Oumar Mariko, candidat de Solidarité africaine pour la démocratie et l'indépendance
Oumar Mariko, 54 ans, est médecin généraliste, directeur de plusieurs stations radio et député à l’Assemblée nationale. Il se présente à l'élection présidentielle sous la bannière du parti Solidarité africaine pour la démocratie et l’indépendance (Sadi).

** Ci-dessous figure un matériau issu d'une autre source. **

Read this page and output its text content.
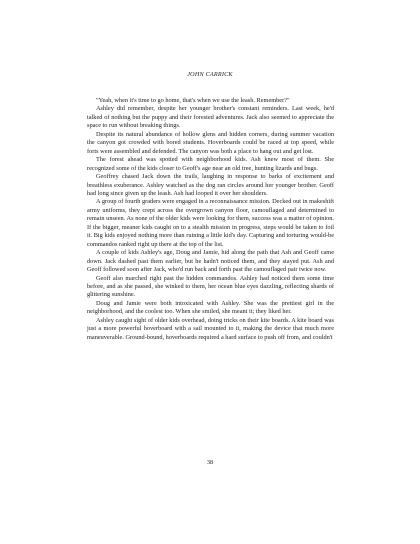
JOHN CARRICK

"Yeah, when it's time to go home, that's when we use the leash. Remember?"

Ashley did remember, despite her younger brother's constant reminders. Last week, he'd talked of nothing but the puppy and their forested adventures. Jack also seemed to appreciate the space to run without breaking things.

Despite its natural abundance of hollow glens and hidden corners, during summer vacation the canyon got crowded with bored students. Hoverboards could be raced at top speed, while forts were assembled and defended. The canyon was both a place to hang out and get lost.

The forest ahead was spotted with neighborhood kids. Ash knew most of them. She recognized some of the kids closer to Geoff's age near an old tree, hunting lizards and bugs.

Geoffrey chased Jack down the trails, laughing in response to barks of excitement and breathless exuberance. Ashley watched as the dog ran circles around her younger brother. Geoff had long since given up the leash. Ash had looped it over her shoulders.

A group of fourth graders were engaged in a reconnaissance mission. Decked out in makeshift army uniforms, they crept across the overgrown canyon floor, camouflaged and determined to remain unseen. As none of the older kids were looking for them, success was a matter of opinion. If the bigger, meaner kids caught on to a stealth mission in progress, steps would be taken to foil it. Big kids enjoyed nothing more than ruining a little kid's day. Capturing and torturing would-be commandos ranked right up there at the top of the list.

A couple of kids Ashley's age, Doug and Jamie, hid along the path that Ash and Geoff came down. Jack dashed past them earlier, but he hadn't noticed them, and they stayed put. Ash and Geoff followed soon after Jack, who'd run back and forth past the camouflaged pair twice now.

Geoff also marched right past the hidden commandos. Ashley had noticed them some time before, and as she passed, she winked to them, her ocean blue eyes dazzling, reflecting shards of glittering sunshine.

Doug and Jamie were both intoxicated with Ashley. She was the prettiest girl in the neighborhood, and the coolest too. When she smiled, she meant it; they liked her.

Ashley caught sight of older kids overhead, doing tricks on their kite boards. A kite board was just a more powerful hoverboard with a sail mounted to it, making the device that much more maneuverable. Ground-bound, hoverboards required a hard surface to push off from, and couldn't

38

En 1991, alors qu’il est étudiant en médecine, Oumar Mariko participe activement aux manifestations contre le régime de Moussa Traoré. Devenu médecin généraliste, il dirige une clinique médicochirurgicale à Bamako. Depuis 1995, il est également directeur général de Radio Kayira, un réseau de radios privées créé un an après la chute de la dictature.
Ces stations appartiennent au parti que préside Oumar Mariko, originaire de la région de Kayes. Il s’agit de Solidarité africaine pour la démocratie et l’indépendance. Fondé en 1992, ce parti se voulait initialement une force d’opposition de gauche au président Alpha Oumar Konaré mais n’arrive à obtenir des sièges au Parlement qu’en 2002.
Bien qu’il n’enregistre que de faibles scores, Oumar Mariko se présente systématiquement à toutes les élections présidentielles depuis celle de 2002. Il obtient 0,88% des voix cette année-là et 2,72% en 2007. De retour en 2013, il affirme dans une déclaration : « Ceux qui ont pris le pouvoir pendant plus de 20 ans, ont fait une marche en arrière. Je suis donc candidat pour redresser la barre, pour rompre avec le système de corruption, le népotisme, système qui exclut les femmes et les enfants de l’éducation et de la santé ». Pour souligner ensuite : « Pour moi, c’est l’humain d’abord ».
Une enquête judiciaire risque de l'écarter de la course
Le député fait actuellement l’objet d’une levée d’immunité parlementaire, dans le cadre d’une affaire qui porte son nom. Oumar Mariko est cité dans un meurtre survenu à l’Université nationale du Mali, à Bamako. Le candidat, ancien leader étudiant, est suspecté d’avoir commandité une agression lors d’une manifestation organisée le 30 juillet 2012 par l’Association des élèves et étudiants du Mali (AEEM). Une bagarre entre étudiants appartenant à deux camps rivaux se solde par deux victimes.
Après le coup d'Etat du 2 mars 2012, Oumar Mariko et son parti politique avaient créé leMouvement populaire du 22 mars, dans le but d'organiser des mutins.